The question isn't look at good things that happen with religion. What happens with religion is a moot point. And the question isn't what bad things would still happen without religion, that's also a moot point. The question we need to address is what would change? What would the world look like without religion? And would it, as a whole, be better off. We don't have to concern ourselves with the "Yes" answers. We don't have to care about good things that would happen with or without religion, we only need to concern ourselves with those things that happen only because of religion. That there's no secular reason for doing such thing. Like flying a plane into a building. It isn't that bad things would still happen without religion, or that good things happen with religion, but those things which happen now that wouldn't happen in a world without religion. And of those, I can find few examples that do not repulse me.

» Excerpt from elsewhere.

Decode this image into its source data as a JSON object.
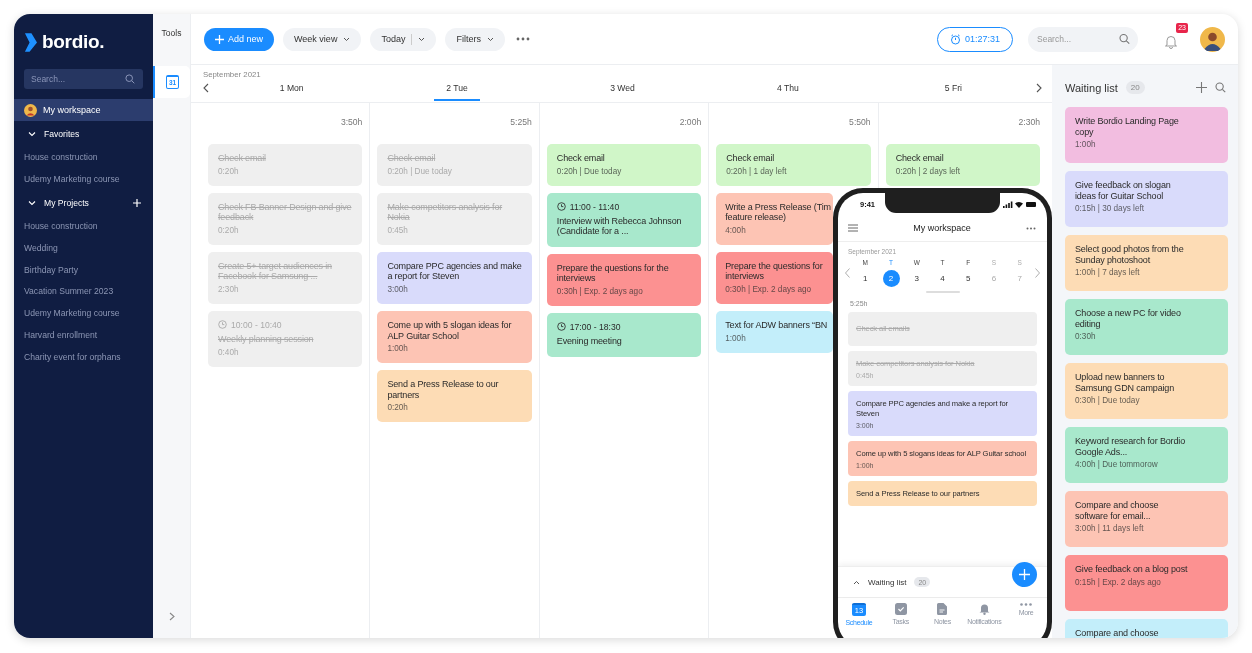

After all, religion has gotten significantly better over the years since proper secular science and understanding came around. Most of the stuff they would like to do is pocket vetoed by the laugh test. They would be laughed out of the room for making such claims or doing such actions. But this isn't because religions are right, but because they stop being wrong about such things. They aren't good and getting better, but rather they are adapting to try and not seem absurd. People are trying to bend over backwards to make their religious beliefs something that wouldn't be ashamed to show their neighbors. Religion is like a plane that is going to crash, and religionists are tossing everything overboard in an attempt to save weight. Out with the luggage, out with the baggage, get rid of the chairs, empty the cargo hold, drain off some of the fuel, but at a certain point, there's nothing left. While you can say, look how much lighter they've become, they are improving all the time, it has little to do with them and how good they are, but rather what they need to do to compete with reality in a world that has an actual method of determining reality.

What would the world be like without religion is the question to ask, not look at this good thing that would happen anyway, or what about this bad thing that would happen anyway. We need to look at those things that wouldn't happen with or without religion.